Intanto per quanto riguarda la prima squadra le due partite disputatesi sabato e domenica a San Stino di Livenza contro due pari categoria di livello come Sassari e Soresina hanno confermato i passi avanti della squadra, nonostante l’evidente stanchezza nella seconda gara che si è tramutata in una netta sconfitta contro i lombardi.
“Secondo me sabato con Sassari siamo andati bene – dice Bobo Prandin, uno dei più positivi dei due incontri - abbiamo giocato una buona partita. Loro sono una buona formazione, un gruppo solido e rodato, ma nonostante questo abbiamo tenuto e alla fine siamo andati anche sopra di 10 punti”.
Nella seconda gara invece si è fatta sentire la stanchezza incrementata anche al fatto che coach Dalmasson non ha potuto disporre di Rombaldoni e Carrizo tenuti precauzionalmente a riposo entrambi per un risentimento.

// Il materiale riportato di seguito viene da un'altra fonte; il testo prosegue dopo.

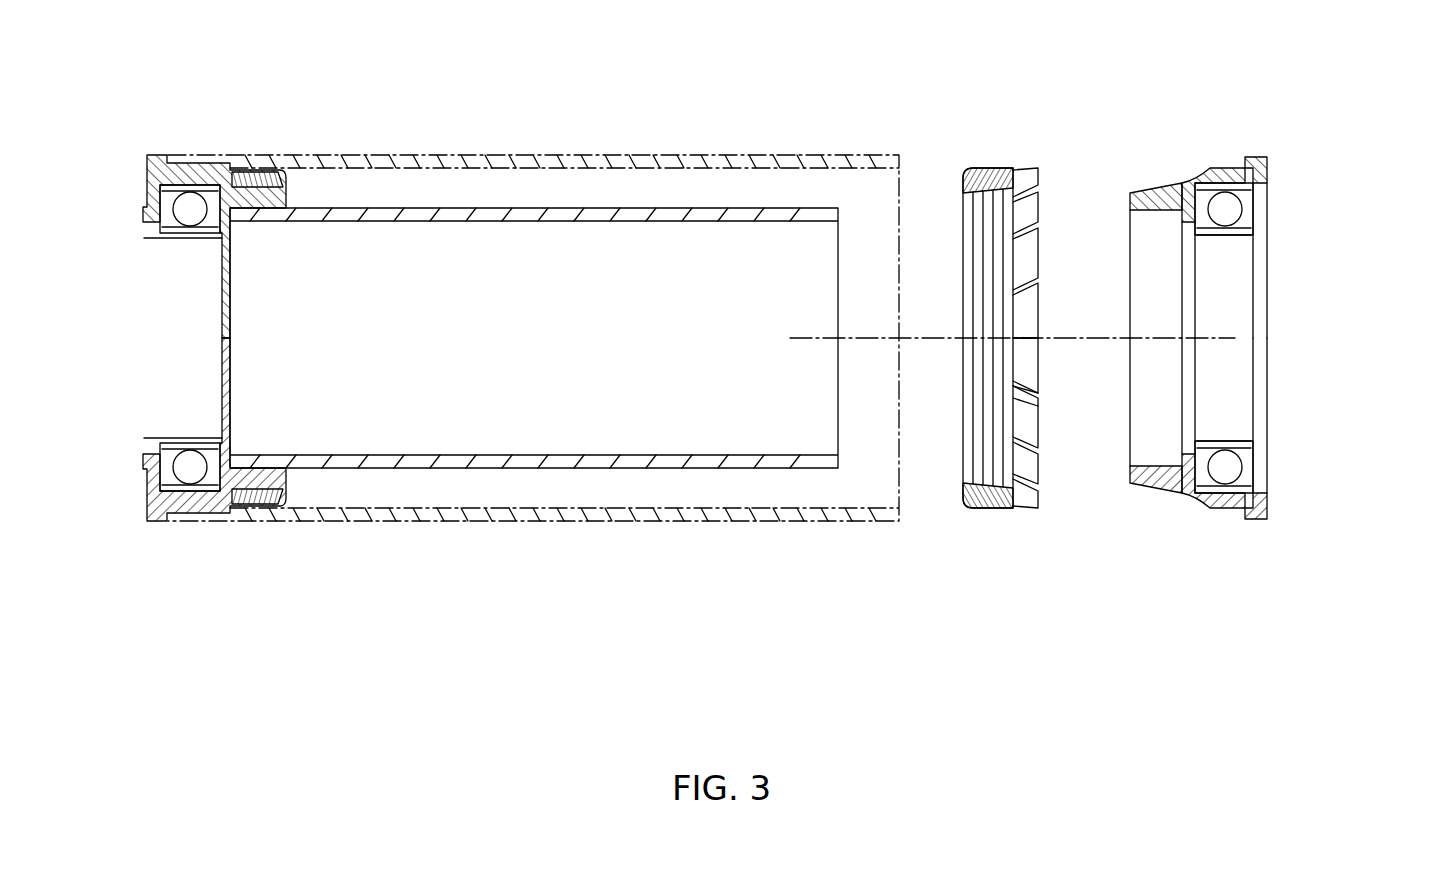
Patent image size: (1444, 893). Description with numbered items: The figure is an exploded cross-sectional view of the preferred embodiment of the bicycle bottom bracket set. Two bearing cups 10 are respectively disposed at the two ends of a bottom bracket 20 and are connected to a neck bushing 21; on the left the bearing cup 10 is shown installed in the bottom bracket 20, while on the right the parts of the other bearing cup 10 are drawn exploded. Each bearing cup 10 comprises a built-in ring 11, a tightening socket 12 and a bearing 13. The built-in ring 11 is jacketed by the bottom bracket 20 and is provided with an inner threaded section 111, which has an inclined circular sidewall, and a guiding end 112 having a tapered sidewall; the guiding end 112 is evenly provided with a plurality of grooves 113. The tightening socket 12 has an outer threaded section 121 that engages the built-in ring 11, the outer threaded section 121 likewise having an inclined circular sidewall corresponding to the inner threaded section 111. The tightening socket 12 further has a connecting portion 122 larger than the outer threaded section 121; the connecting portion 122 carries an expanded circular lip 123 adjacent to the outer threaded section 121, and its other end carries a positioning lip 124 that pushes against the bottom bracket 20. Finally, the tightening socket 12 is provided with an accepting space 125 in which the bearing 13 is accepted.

The bearing cup 10 is at (126, 158).
The built-in ring 11 is at (1048, 398).
The inner threaded section 111 is at (1000, 512).
The guiding end 112 is at (1025, 470).
The grooves 113 is at (1020, 401).
The tightening socket 12 is at (1212, 336).
The outer threaded section 121 is at (1148, 186).
The connecting portion 122 is at (1222, 169).
The expanded circular lip 123 is at (1200, 178).
The positioning lip 124 is at (1255, 157).
The accepting space 125 is at (1234, 210).
The bearing 13 is at (1203, 232).
The bottom bracket 20 is at (432, 148).
The neck bushing 21 is at (590, 210).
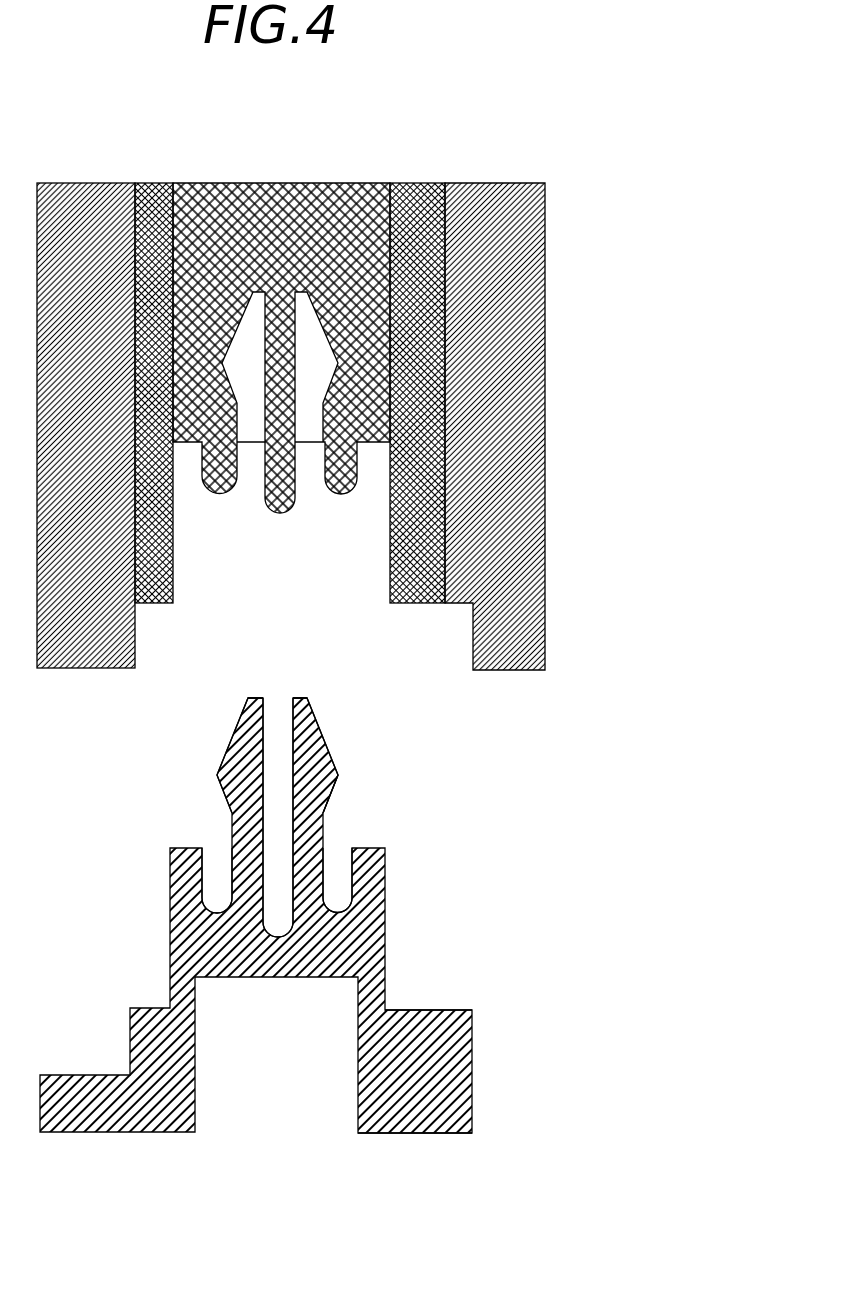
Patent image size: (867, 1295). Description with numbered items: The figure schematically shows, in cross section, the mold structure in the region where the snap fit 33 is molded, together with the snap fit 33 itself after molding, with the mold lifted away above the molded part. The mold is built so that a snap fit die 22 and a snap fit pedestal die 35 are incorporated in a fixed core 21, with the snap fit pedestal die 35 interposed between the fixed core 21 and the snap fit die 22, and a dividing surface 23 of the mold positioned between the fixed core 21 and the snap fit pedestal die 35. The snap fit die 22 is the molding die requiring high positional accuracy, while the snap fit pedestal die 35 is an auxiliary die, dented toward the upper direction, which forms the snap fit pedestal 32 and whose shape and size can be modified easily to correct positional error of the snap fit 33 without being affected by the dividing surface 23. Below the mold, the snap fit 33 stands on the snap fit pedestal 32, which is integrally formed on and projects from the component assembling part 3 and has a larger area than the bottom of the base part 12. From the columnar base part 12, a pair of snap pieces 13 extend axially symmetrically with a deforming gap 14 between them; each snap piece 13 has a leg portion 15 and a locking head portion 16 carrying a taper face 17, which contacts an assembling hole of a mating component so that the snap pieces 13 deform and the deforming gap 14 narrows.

The component assembling part 3 is at (406, 1128).
The base part 12 is at (387, 938).
The snap piece 13 is at (338, 821).
The deforming gap 14 is at (280, 727).
The leg portion 15 is at (323, 882).
The locking head portion 16 is at (333, 757).
The taper face 17 is at (313, 748).
The fixed core 21 is at (341, 426).
The snap fit die 22 is at (290, 183).
The dividing surface 23 is at (465, 237).
The snap fit pedestal 32 is at (432, 1008).
The snap fit 33 is at (311, 920).
The snap fit pedestal die 35 is at (432, 183).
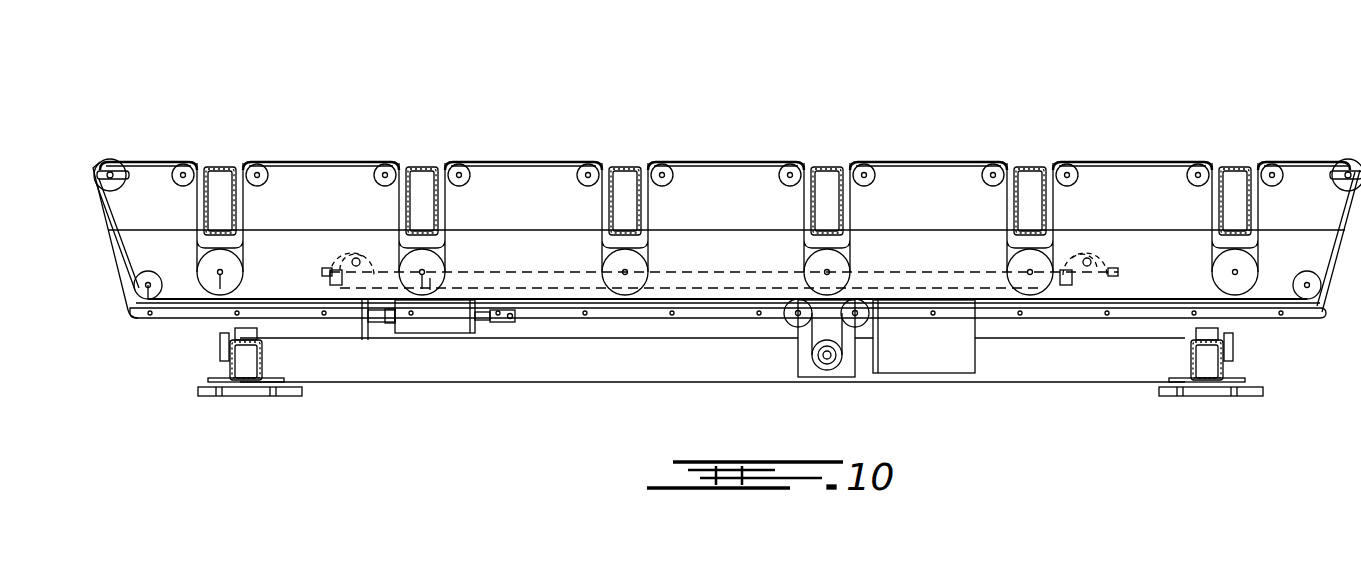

“Con Soresina per tre quarti siamo stati quasi alla pari tanto è vero che pur dovendo inseguire siamo arrivati sul -6 alla fine del terzo quarto con la possibilità di accorciare ulteriormente – continua Prandin - poi l’ultimo quarto è venuta fuori tutta la nostra stanchezza e una squadra forte come quella lombarda non ha potuto non approfittarne.
Il bilancio dei due giorni è però positivo, sono state due gare importanti per capire a che punto siamo e per migliorare ulteriormente l’inserimento dei nuovi”.
Soddisfatto anche delle proprie prestazioni il giovane mestrino che ha avuto un assaggio di Legadue.
“Complice anche l’assenza di Rombaldoni ho giocato tanto e sono soddisfatto di quello che ho fatto. Soresina e Sassari sono due tra le migliori formazioni del campionato e posso dire, per quello che ho visto, che il livello della Legadue sarà molto alto soprattutto fisicamente. Penso all’impatto che possono avere gli stranieri: io per esempio con Soresina ho dovuto sudare parecchio per provare a contenere Bell che alla fine ha fatto la bellezza di 27 punti. Però ci siamo anche noi e in queste partite lo abbiamo dimostrato”.
E a proposito di amichevoli si apre la settimana dei due grandi eventi cestistici: venerdì arriveranno al Taliercio i campioni d’Europa del Cska e lunedì prossimo invece la Reyer affronterà all’Arsenale i greci dell’Aris Salonicco.
“Deve essere soprattutto una festa del basket – chiude Prandin - chiaro che ci proveremo fino in fondo perchè, per quanto siano avversari di un altro livello, dobbiamo fare la miglior figura che possiamo. Sono contentissimo e emozionato di giocare contro atleti che fino a ieri guardavo solo in Tv e sono certo che verranno fuori due belle partite oltre che due eventi memorabili”.
E la grande attesa per i due eventi è misurabile anche dalle prevendite (attiva presso i due Reyer Store di Venezia e Mestre e sul circuito Ticket One) che stanno andando a gonfie vele. E’ infatti da considerarsi già mezzo pieno il Taliercio per la partita con il Cska mentre per quella con l’Aris sono circa 700 i presenti già sicuri.